Artificial intelligence is rapidly transforming trade finance, moving from pilot stages to widespread use. Adoption among large firms has climbed to 36%, up 18 percentage points in just one year. Citi’s global head of trade and working capital, Adoniro Cestari, noted that AI-driven document processing now delivers high accuracy while cutting processing times from days to minutes.
The expansion of AI infrastructure is also fuelling financing demand, with Citi Research projecting US$7.75 trillion in global AI-related investment by 2030, much of it supported through supply chain finance and structured receivables.
In a notable development, Citi, alongside PwC and the Solana blockchain, successfully tested a tokenised bill of exchange in a simulated environment, completing processes that typically take days in just minutes. The global trade finance market is currently valued at about US$10 trillion.
Small and medium-sized enterprises remain the weakest link.
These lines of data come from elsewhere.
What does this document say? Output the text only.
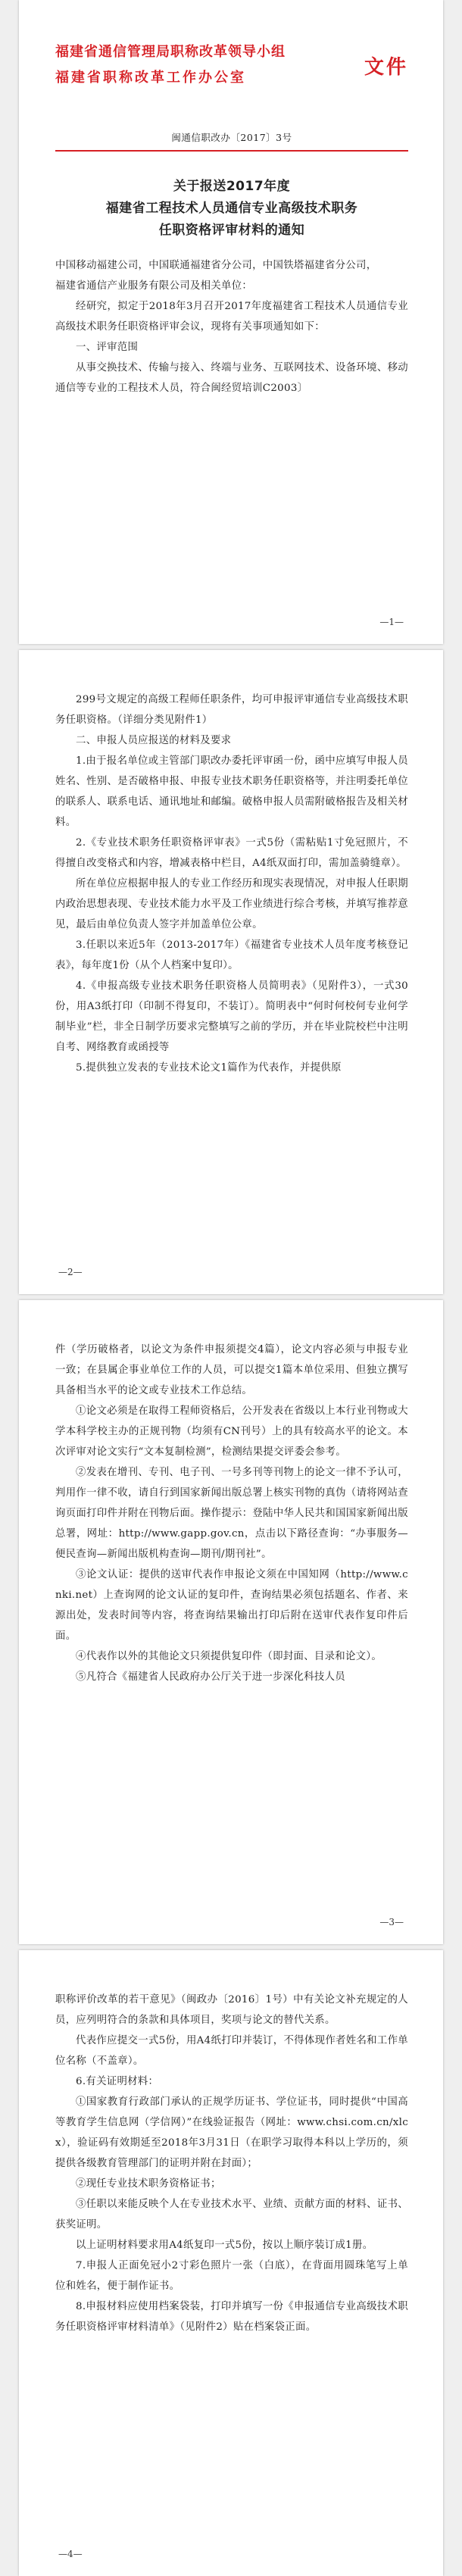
福建省通信管理局职称改革领导小组
福建省职称改革工作办公室	文件
闽通信职改办〔2017〕3号
关于报送2017年度
福建省工程技术人员通信专业高级技术职务
任职资格评审材料的通知

中国移动福建公司，中国联通福建省分公司，中国铁塔福建省分公司，

福建省通信产业服务有限公司及相关单位：

经研究，拟定于2018年3月召开2017年度福建省工程技术人员通信专业高级技术职务任职资格评审会议，现将有关事项通知如下：

一、评审范围

从事交换技术、传输与接入、终端与业务、互联网技术、设备环境、移动通信等专业的工程技术人员，符合闽经贸培训C2003〕

—1—

299号文规定的高级工程师任职条件，均可申报评审通信专业高级技术职务任职资格。（详细分类见附件1）

二、申报人员应报送的材料及要求

1.由于报名单位或主管部门职改办委托评审函一份，函中应填写申报人员姓名、性别、是否破格申报、申报专业技术职务任职资格等，并注明委托单位的联系人、联系电话、通讯地址和邮编。破格申报人员需附破格报告及相关材料。

2.《专业技术职务任职资格评审表》一式5份（需粘贴1寸免冠照片，不得擅自改变格式和内容，增减表格中栏目，A4纸双面打印，需加盖骑缝章）。

所在单位应根据申报人的专业工作经历和现实表现情况，对申报人任职期内政治思想表现、专业技术能力水平及工作业绩进行综合考核，并填写推荐意见，最后由单位负责人签字并加盖单位公章。

3.任职以来近5年（2013-2017年）《福建省专业技术人员年度考核登记表》，每年度1份（从个人档案中复印）。

4.《申报高级专业技术职务任职资格人员简明表》（见附件3），一式30份，用A3纸打印（印制不得复印，不装订）。简明表中“何时何校何专业何学制毕业”栏，非全日制学历要求完整填写之前的学历，并在毕业院校栏中注明自考、网络教育或函授等

5.提供独立发表的专业技术论文1篇作为代表作，并提供原

—2—

件（学历破格者，以论文为条件申报须提交4篇），论文内容必须与申报专业一致；在县属企事业单位工作的人员，可以提交1篇本单位采用、但独立撰写具备相当水平的论文或专业技术工作总结。

①论文必须是在取得工程师资格后，公开发表在省级以上本行业刊物或大学本科学校主办的正规刊物（均须有CN刊号）上的具有较高水平的论文。本次评审对论文实行“文本复制检测”，检测结果提交评委会参考。

②发表在增刊、专刊、电子刊、一号多刊等刊物上的论文一律不予认可，判用作一律不收，请自行到国家新闻出版总署上核实刊物的真伪（请将网站查询页面打印件并附在刊物后面。操作提示：登陆中华人民共和国国家新闻出版总署，网址：http://www.gapp.gov.cn，点击以下路径查询：“办事服务—便民查询—新闻出版机构查询—期刊/期刊社”。

③论文认证：提供的送审代表作申报论文须在中国知网（http://www.cnki.net）上查询网的论文认证的复印件，查询结果必须包括题名、作者、来源出处，发表时间等内容，将查询结果输出打印后附在送审代表作复印件后面。

④代表作以外的其他论文只须提供复印件（即封面、目录和论文）。

⑤凡符合《福建省人民政府办公厅关于进一步深化科技人员

—3—

职称评价改革的若干意见》（闽政办〔2016〕1号）中有关论文补充规定的人员，应列明符合的条款和具体项目，奖项与论文的替代关系。

代表作应提交一式5份，用A4纸打印并装订，不得体现作者姓名和工作单位名称（不盖章）。

6.有关证明材料：

①国家教育行政部门承认的正规学历证书、学位证书，同时提供“中国高等教育学生信息网（学信网）”在线验证报告（网址：www.chsi.com.cn/xlcx），验证码有效期延至2018年3月31日（在职学习取得本科以上学历的，须提供各级教育管理部门的证明并附在封面）；

②现任专业技术职务资格证书；

③任职以来能反映个人在专业技术水平、业绩、贡献方面的材料、证书、获奖证明。

以上证明材料要求用A4纸复印一式5份，按以上顺序装订成1册。

7.申报人正面免冠小2寸彩色照片一张（白底），在背面用圆珠笔写上单位和姓名，便于制作证书。

8.申报材料应使用档案袋装，打印并填写一份《申报通信专业高级技术职务任职资格评审材料清单》（见附件2）贴在档案袋正面。

—4—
The report highlights AI’s potential to streamline SME credit assessments and unlock lending in a segment long considered too costly for large financial institutions.
For Africa, the implications are significant. SMEs account for over 90% of businesses and more than 60% of employment and GDP, yet face an annual financing gap estimated at US$300 billion. Trade finance support across the continent meets only about 25% of demand, far below the global average of 60% to 80%.
Citi concludes that the strengthening of trade links between MEA, Asia and Europe presents a growing opportunity for the region. The real test, however, will be whether financial infrastructure, particularly AI-driven solutions, can scale quickly enough to support that expansion.